Basically everything I love about the filmmaking process would be reworked so the audience can whip their head around. If the user is control of camera movement and can make interactive choices is that even a movie? I'd consider it more of a video game.

April 26, 2016 at 10:02AM

Stephen Herron

I totally hear where you are coming from, but many of the people making VR are coming from traditional filmmaking, and the ones who are doing it well are those who are embracing what's best in both forms of media. A lot of the VR films now are stories, with points of view and dramatic arcs, but they allow for more exploration and points of view to be shared at once.

April 26, 2016 at 12:38PM

Liz Nord
Documentary Filmmaker/Multi-platform Producer

Yeah, it's definitely an interesting medium and I can't really judge until I've seen a good VR film, but that's also a big issue with the format, convincing creators and audiences to invest in it. Great write up though, helpful for peeple who want to experiment with it.

April 26, 2016 at 1:58PM

Stephen Herron

VR isn't the future of filmmaking. Films will always be better told on a screen. I love new technology but some new technology is vaporware. VR filmmaking is the equivalent of the apple watch.

April 26, 2016 at 12:23PM

Zachary Will

The thing that strikes me as silly about VR for cinematic purposes is that it introduces vast amounts of visual information but only say 15-20% of potential viewing has any real relevance. If I'm in a workshop, watching someone working on a motorcycle, why would I even want the option to stare at the wall "behind me". It feels like an extremely inefficient use of visual information and a lazy way to just throw vast amounts of information at people and expect them to construct their own experience.
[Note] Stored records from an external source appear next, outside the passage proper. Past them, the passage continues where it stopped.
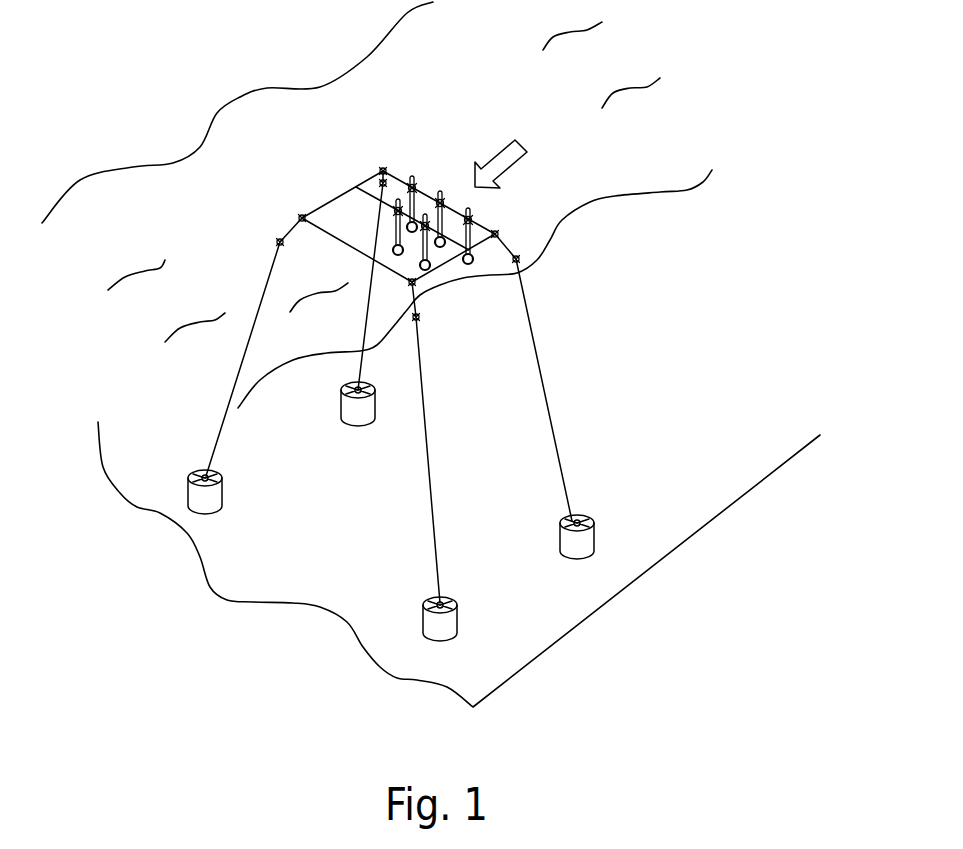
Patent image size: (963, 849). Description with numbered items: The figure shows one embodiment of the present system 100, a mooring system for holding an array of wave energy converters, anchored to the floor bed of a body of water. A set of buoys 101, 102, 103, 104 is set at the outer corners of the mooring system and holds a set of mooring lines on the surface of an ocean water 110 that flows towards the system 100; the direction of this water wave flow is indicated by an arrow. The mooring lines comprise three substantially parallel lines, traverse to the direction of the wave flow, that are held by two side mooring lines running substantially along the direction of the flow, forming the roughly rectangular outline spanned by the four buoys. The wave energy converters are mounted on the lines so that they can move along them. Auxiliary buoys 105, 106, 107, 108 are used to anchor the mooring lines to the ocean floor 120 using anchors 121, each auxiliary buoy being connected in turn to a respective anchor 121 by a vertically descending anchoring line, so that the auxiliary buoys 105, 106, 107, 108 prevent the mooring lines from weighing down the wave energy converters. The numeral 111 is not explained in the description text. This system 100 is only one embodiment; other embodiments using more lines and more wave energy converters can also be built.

The system 100 is at (426, 146).
The buoy 101 is at (383, 168).
The buoy 102 is at (495, 234).
The buoy 103 is at (302, 218).
The buoy 104 is at (412, 282).
The auxiliary buoy 105 is at (383, 171).
The auxiliary buoy 106 is at (516, 259).
The auxiliary buoy 107 is at (280, 242).
The auxiliary buoy 108 is at (416, 317).
The ocean water 110 is at (512, 138).
The terrain contour 111 is at (230, 107).
The ocean floor 120 is at (459, 364).
The anchors 121 is at (223, 492).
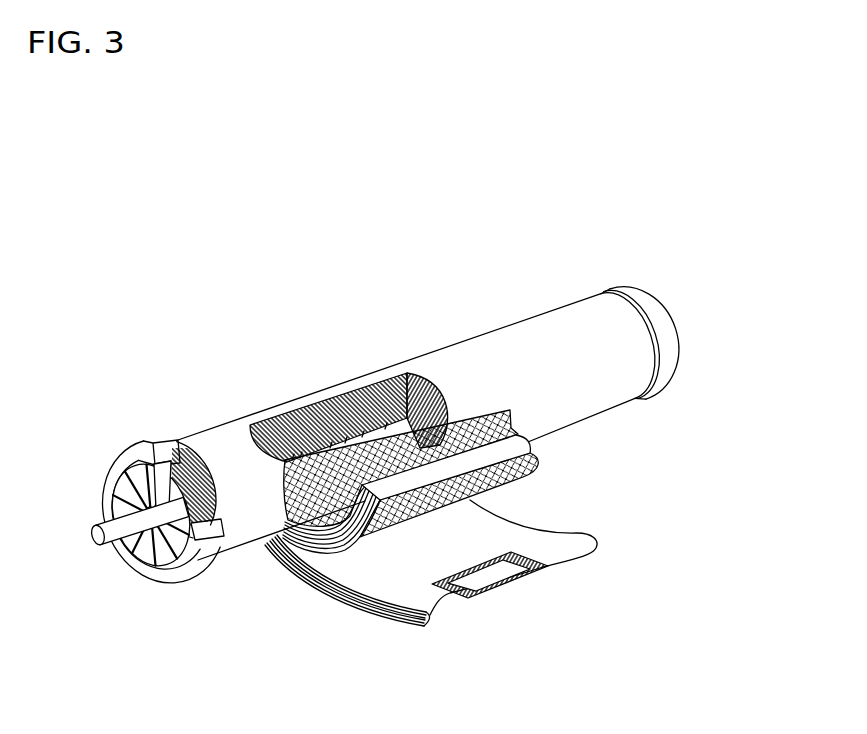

To obtain the same efficiency out of a single 360 frame as filmmakers can with a single traditional frame, you would have to cram enormous amounts of relevant information at which point, the sheer volume would be too much for an audience to even take in. Unless you limit your movie to staying at fixated points long enough for people to absorb everything you've put into a single 360 degree frame.

I can see how VR would have great use in educational capacities and certainly interactive gaming (when the game is centered more on action than narrative substance), but there would have to be some major changes made for it to be practical for cinematic use, in my mind. The entire time I was watching "Jump', I felt like I wasn't getting enough out of any of the frames before I was violently shifted to the next location. I found myself having to pause and explore the entire environment before I could really let the scene sink in. And even then, I was constantly wondering whether or not I was missing something going on behind me that was equally as interesting as what was happening in front of me.

To make VR effective for cinematic use, there has to be a way to ensure audiences that whatever is going on behind them is not equally or more important than what they're already watching every step of the way. At which point, you've basically defeated the purpose of having a 360 degree field of view. But that, I feel, is what they need to address. It's a neat technology and the implications are exciting, I just think they have a loooong way to go before it will be a practical tool for filmmakers instead of just a kitch trend.

April 26, 2016 at 10:46PM

Daniel Vestal
Video Producer

VR while an interesting development benefits the game industry rather than the film industry considering that by definition, a game is an interactive medium whereas film is a passive medium. Then again, VR can apply film techniques to produce very interesting results.

April 27, 2016 at 12:33PM, Edited April 27, 12:34PM


Allumette was definitely the best VR experience at Tribeca.

The Samsung Gear is limited, but the HTC Vive is where it's at.